Révolution culturelle en Arabie saoudite : les femmes arrivent sur le marché de l'emploi
En 2018, le royaume affichait l'un des taux d'activité des femmes parmi les plus bas au monde. Fin 2020, la barre se redressait avec une Saoudienne active sur trois.
Jusqu'ici, le royaume d'Arabie saoudite était complètement dans les choux. En 2018, moins de 20% des Saoudiennes avaient un emploi ou en cherchaient un. L'un des taux d'activité des femmes les plus bas du monde. Mais en deux ans, les choses ont radicalement changé. Ce sont des chercheurs américains de la Brookings Institution qui le soutiennent dans leur rapport publié en avril dernier. Car fin 2020, on n'était plus à 20% mais à 33%. Une Saoudienne sur trois est désormais active sur le marché du travail, principalement dans le secteur privé.
Une féminisation qui défie les lois statistiques. Souvenez-vous, ce n'est qu'en 2012 que les femmes en Arabie saoudite ont eu le droit de travailler ailleurs que dans des bureaux. Et encore, à l'époque on les avait cantonnées aux boutiques de lingerie et de cosmétique pour qu'elles ne soient pas soumises au regard des hommes. Le royaume ultra-conservateur a fait sa mue beaucoup plus tard mais beaucoup plus vite finalement que n'importe quel pays occidental.
Le point de départ ? Une volonté politique
Avec son plan de modernisation Vision 2030, qui vise à diversifier l'économie pour sortir à la fois de l'ère du tout-pétrole et d'une société rentière écrasée par un islam rigoriste, le prince Mohammed Ben Salmane a permis aux femmes (qui représentent 45% de la population), de devenir plus visibles dans la société, de se rapprocher du monde du travail.
Depuis trois ans, elles peuvent passer leur permis et conduire seules [article en anglais], créer leur entreprise et voyager sans avoir besoin de l'autorisation d'un homme de la famille. Et depuis le 8 juin 2021, c'est tout récent, elles sont même autorisées à vivre seules. Il y a eu des allègements de la loi sur la tutelle, des changements aussi dans le droit du travail.
À tel point que dans le rapport de la Banque mondiale paru cette année sur les femmes, les entreprises et le droit, l'Arabie saoudite apparaît comme l'un des pays les plus performants dans ce domaine. Aujourd'hui, certaines femmes dirigent des banques, sont cheffes d'entreprise, gardes-frontières, policières ou encore serveuses. L'objectif de Vision 2030 était qu'une femme sur trois travaille dans le pays : il est atteint avec 10 ans d'avance.
L'épidémie de coronavirus, un accélérateur
Mais le succès n'est pas dû qu'à ça. D'autres chercheurs du même think tank américain pensent que c'est surtout l'épidémie de coronavirus qui a donné un énorme coup d'accélérateur à cette irruption des femmes sur le marché de l'emploi.
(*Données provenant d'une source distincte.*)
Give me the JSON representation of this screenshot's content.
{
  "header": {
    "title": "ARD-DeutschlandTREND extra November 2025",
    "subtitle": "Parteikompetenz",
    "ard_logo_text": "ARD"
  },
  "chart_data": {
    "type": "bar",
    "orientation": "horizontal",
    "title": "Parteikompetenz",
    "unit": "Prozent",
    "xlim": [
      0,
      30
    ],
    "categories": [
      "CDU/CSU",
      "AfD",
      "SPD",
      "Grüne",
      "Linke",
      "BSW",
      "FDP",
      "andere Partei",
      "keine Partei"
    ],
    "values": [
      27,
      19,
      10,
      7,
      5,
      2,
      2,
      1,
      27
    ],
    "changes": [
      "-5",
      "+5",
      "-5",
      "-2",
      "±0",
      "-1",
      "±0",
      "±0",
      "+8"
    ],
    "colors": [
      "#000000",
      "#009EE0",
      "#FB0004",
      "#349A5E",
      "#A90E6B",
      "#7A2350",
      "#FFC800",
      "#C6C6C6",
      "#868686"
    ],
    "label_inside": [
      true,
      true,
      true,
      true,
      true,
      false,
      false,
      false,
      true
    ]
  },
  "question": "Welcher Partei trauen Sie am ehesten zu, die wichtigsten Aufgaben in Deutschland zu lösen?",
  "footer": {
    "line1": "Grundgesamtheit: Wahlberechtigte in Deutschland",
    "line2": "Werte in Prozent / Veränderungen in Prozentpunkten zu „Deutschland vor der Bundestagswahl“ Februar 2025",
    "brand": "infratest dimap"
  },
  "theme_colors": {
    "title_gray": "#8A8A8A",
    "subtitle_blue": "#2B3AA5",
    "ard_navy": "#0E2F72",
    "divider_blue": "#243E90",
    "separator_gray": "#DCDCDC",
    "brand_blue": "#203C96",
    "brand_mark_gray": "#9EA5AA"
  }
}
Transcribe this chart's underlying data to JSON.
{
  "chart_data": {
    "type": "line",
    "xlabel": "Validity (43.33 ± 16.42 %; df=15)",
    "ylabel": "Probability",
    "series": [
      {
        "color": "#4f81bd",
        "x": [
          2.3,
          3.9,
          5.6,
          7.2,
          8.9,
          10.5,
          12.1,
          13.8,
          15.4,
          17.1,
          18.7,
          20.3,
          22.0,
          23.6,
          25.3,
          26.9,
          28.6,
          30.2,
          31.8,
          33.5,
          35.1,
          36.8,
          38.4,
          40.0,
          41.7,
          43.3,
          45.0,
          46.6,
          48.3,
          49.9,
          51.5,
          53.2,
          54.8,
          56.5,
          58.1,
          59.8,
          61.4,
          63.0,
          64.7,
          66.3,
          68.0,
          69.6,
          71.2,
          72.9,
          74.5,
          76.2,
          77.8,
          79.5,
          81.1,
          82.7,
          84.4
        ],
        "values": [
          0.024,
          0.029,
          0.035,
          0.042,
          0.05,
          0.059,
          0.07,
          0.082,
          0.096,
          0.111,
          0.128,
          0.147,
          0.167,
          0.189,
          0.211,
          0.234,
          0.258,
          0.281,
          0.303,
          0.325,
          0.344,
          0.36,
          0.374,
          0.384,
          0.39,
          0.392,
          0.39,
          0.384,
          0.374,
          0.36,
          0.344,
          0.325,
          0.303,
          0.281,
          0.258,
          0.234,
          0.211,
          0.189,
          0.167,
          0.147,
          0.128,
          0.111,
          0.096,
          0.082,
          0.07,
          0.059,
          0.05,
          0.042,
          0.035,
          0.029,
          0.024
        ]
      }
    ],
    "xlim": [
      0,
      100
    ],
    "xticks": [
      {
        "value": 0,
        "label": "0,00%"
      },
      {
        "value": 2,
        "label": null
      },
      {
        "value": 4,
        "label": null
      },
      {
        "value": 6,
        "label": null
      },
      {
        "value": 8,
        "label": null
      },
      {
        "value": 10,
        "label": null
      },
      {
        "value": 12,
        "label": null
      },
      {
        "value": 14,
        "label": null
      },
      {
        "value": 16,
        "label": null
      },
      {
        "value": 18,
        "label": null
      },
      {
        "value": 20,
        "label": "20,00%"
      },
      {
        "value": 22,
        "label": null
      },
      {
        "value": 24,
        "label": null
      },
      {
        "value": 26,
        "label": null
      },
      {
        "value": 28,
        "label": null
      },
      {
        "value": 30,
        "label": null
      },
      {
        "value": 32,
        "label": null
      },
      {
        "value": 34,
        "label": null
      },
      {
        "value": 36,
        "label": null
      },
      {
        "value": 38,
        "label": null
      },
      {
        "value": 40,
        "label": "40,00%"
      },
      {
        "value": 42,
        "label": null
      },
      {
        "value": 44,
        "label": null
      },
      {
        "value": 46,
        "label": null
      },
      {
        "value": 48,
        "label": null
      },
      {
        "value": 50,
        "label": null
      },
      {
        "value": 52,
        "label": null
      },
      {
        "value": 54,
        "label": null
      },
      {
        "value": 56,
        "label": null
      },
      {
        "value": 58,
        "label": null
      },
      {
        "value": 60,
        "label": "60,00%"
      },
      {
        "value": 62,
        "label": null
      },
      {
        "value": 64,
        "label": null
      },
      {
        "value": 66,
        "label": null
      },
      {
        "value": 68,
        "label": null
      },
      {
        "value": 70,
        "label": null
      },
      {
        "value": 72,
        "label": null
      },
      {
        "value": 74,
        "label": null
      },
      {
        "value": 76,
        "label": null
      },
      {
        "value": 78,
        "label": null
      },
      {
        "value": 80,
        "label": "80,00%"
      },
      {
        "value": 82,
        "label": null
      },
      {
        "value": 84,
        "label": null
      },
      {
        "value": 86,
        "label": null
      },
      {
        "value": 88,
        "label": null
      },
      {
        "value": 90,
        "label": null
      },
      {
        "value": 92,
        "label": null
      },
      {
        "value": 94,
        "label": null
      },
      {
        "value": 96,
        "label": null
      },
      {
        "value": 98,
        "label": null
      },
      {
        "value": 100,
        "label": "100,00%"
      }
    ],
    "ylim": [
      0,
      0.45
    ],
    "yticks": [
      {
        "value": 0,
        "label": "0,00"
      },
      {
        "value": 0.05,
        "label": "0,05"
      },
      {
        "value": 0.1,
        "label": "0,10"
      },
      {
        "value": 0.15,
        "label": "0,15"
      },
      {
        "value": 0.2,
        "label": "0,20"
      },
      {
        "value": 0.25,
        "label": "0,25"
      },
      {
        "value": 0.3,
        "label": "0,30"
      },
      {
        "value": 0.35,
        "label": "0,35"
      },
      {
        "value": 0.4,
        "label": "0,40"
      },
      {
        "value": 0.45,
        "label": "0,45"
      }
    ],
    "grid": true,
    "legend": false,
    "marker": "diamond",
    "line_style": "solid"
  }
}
Saudi women may have taken some of the jobs held by expatriate workers who left Saudi Arabia in the wake of the COVID-19 pandemic—particularly in wholesale and retail, construction, manufacturing, and administrative and support service activities. https://t.co/AqPZRmRlzl pic.twitter.com/sXsbC1lH11
— Brookings Global (@BrookingsGlobal) June 10, 2021
Parce que jusqu'au printemps 2020 à peu près, plusieurs millions de migrants indiens, philippins ou pakistanais qui étaient venus profiter de l'eldorado du Golfe ont perdu leur emploi et sont rentrés chez eux.
Lorsque l’économie est repartie au troisième trimestre mais que les frontières étaient encore fermées, les entreprises se sont tournées vers les Saoudiennes pour remplacer ces travailleurs migrants, dans tous les domaines : commerce, construction, industrie manufacturière, services administratifs, hôtellerie et restauration. Des femmes plutôt que des hommes parce qu'elles acceptent plus facilement de travailler pour des bas salaires même si elles sont en majorité mieux diplômées.
#Nassima est emprisonnée en raison de son travail de défense des droits des femmes en #Arabie_saoudite. Il arrive que plusieurs mois s’écoulent sans qu’elle puisse voir ses enfants et son avocat. Signez la pétition maintenant et demandez sa libération. https://t.co/Mc8Aov5OwK https://t.co/J2HJcuMNBP pic.twitter.com/uKh1UWqNM8
— Speak For Rights (@SpeakForRights) December 5, 2020
Cette émancipation récente par le travail est bien sûr loin d'être un conte de fées : elle cache des inégalités salariales importantes dans un pays ultra-répressif où il reste impossible de militer pour les droits fondamentaux sans passer par la case prison. Elle ne doit pas faire oublier le fait que les Saoudiennes ont encore de nombreux droits à conquérir.